Она была уверена в ответной любви супруга и в том, что только с нею он будет счастлив. Жаль заточенных первых жён, но, видно, и слёзы их угодны Богу. Елена не была красива в расхожем понимании. Зато сдобно-упитанна, «тельна», что русские ценили дороже миловидности. Её мясистые и грубоватые, как у всех Шереметевых, черты и ровный, добрый нрав должны были внушать Ивану чувство домашности, покоя, защищённости, которых не хватало в полусиротском детстве из-за ранней смерти матери. Впрочем, как у всех любящих супругов, чей брак воистину заключён на небесах и чьи не только души, но и тела нашли друг друга, главными были не эти внешние соображения, а то, что возникало, разгоралось между ними в дальней спаленке, душной от раскалённой изразцовой печки и ароматных курений. Царевич, составляя «Житие» очередного святого – Мефодия Потарского, – умствовал вслед за ним об историческом преображении любви от ветхозаветной, полуживотной (дети Адама совокуплялись с сёстрами, Лот – с дочерьми), через языческое многожёнство к христианскому единобрачию, а дальше – к любви духовной, бестелесной... Как полно, без остатка сгорала вся эта соблазнительная диалектика, только усиливая пламя взаимной страсти, неразличимо сплавляя духовное с телесным, нежность – с бесстыдством. Ради таких часов, редевших в постные недели, жило не только тело, но и бессмертная душа Елены, по-женски чуждая всякой философии. Отними их у неё – не нужно ни звания великой княгини, ни будущего царского величанья.

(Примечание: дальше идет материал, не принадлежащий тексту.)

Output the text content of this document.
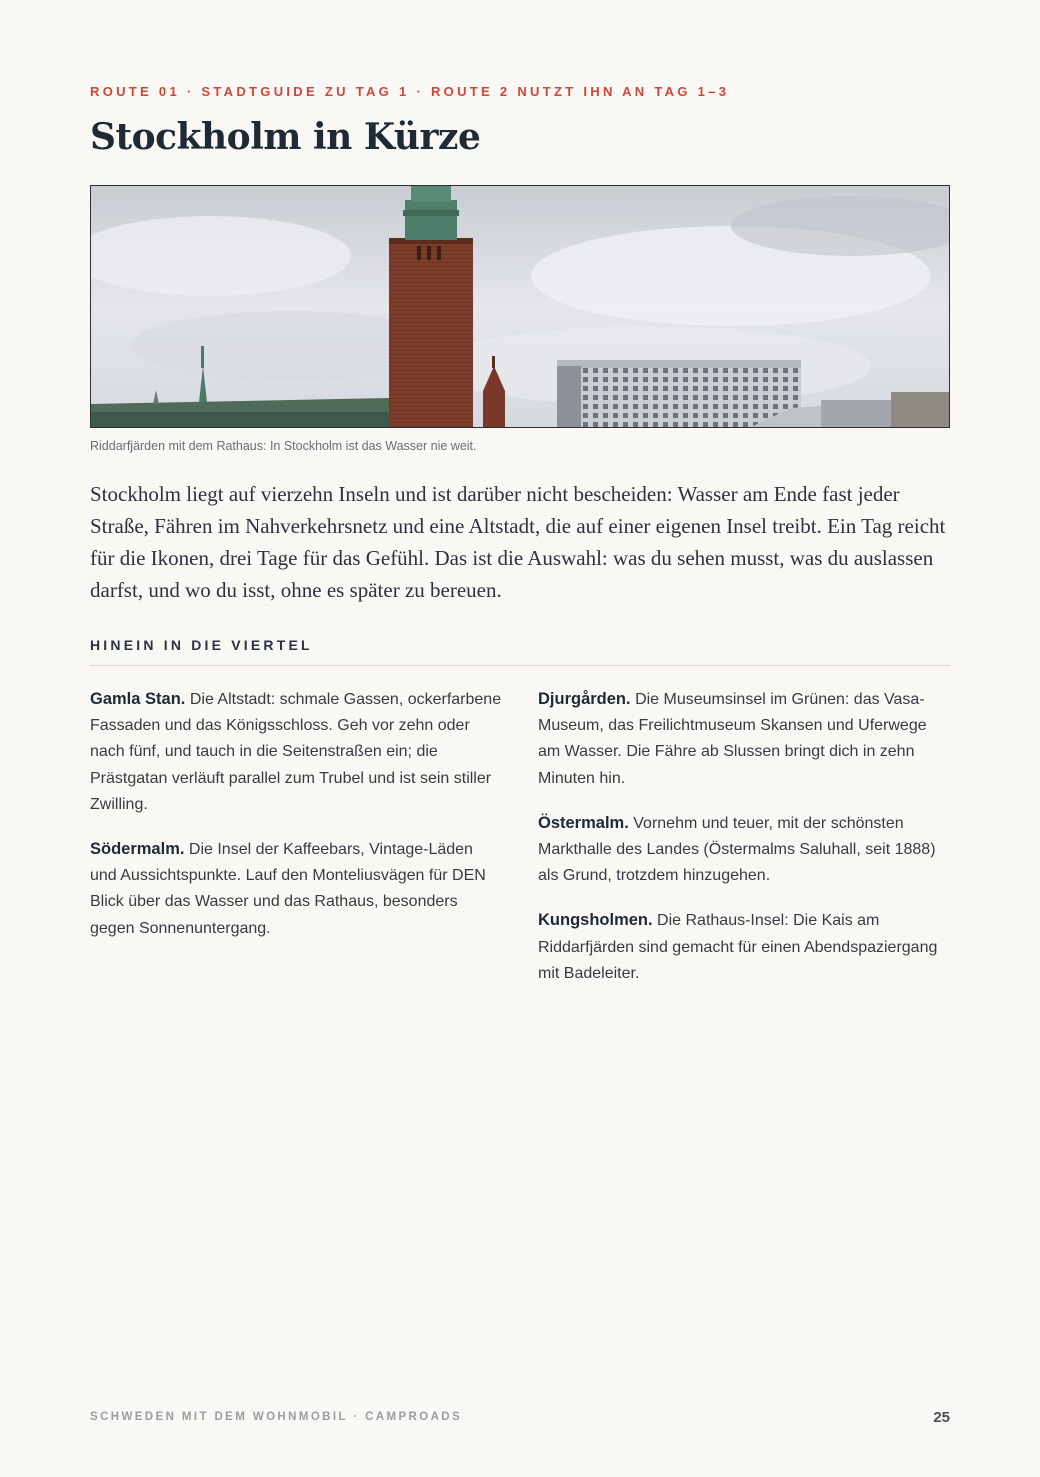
ROUTE 01 · STADTGUIDE ZU TAG 1 · ROUTE 2 NUTZT IHN AN TAG 1–3
Stockholm in Kürze
Riddarfjärden mit dem Rathaus: In Stockholm ist das Wasser nie weit.

Stockholm liegt auf vierzehn Inseln und ist darüber nicht bescheiden: Wasser am Ende fast jeder Straße, Fähren im Nahverkehrsnetz und eine Altstadt, die auf einer eigenen Insel treibt. Ein Tag reicht für die Ikonen, drei Tage für das Gefühl. Das ist die Auswahl: was du sehen musst, was du auslassen darfst, und wo du isst, ohne es später zu bereuen.

HINEIN IN DIE VIERTEL

Gamla Stan. Die Altstadt: schmale Gassen, ockerfarbene Fassaden und das Königsschloss. Geh vor zehn oder nach fünf, und tauch in die Seitenstraßen ein; die Prästgatan verläuft parallel zum Trubel und ist sein stiller Zwilling.

Södermalm. Die Insel der Kaffeebars, Vintage-Läden und Aussichtspunkte. Lauf den Monteliusvägen für DEN Blick über das Wasser und das Rathaus, besonders gegen Sonnenuntergang.

Djurgården. Die Museumsinsel im Grünen: das Vasa-Museum, das Freilichtmuseum Skansen und Uferwege am Wasser. Die Fähre ab Slussen bringt dich in zehn Minuten hin.

Östermalm. Vornehm und teuer, mit der schönsten Markthalle des Landes (Östermalms Saluhall, seit 1888) als Grund, trotzdem hinzugehen.

Kungsholmen. Die Rathaus-Insel: Die Kais am Riddarfjärden sind gemacht für einen Abendspaziergang mit Badeleiter.

SCHWEDEN MIT DEM WOHNMOBIL · CAMPROADS	25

Чудным следствием и оправданием того бесстыдства перед Богом было дитя, в ответ на многие моления зашевелившееся в её горячей утробе. Он (непременно сынок, и бабки подтверждали это по верным признакам) рисовался тугой розовой завязью, готовой распуститься в упругий, трепетный цветок. Тогда наступит их, Елены и Ивана, совершенное счастье.
На пути к нему лежала тошнотная осень, сумрачный Филиппов пост и тяжкое испытание Рождества. А обернутся боль и тягость освобождающей радостью, тогда не только муж – сынок станет обороной от непредсказуемых козней деда.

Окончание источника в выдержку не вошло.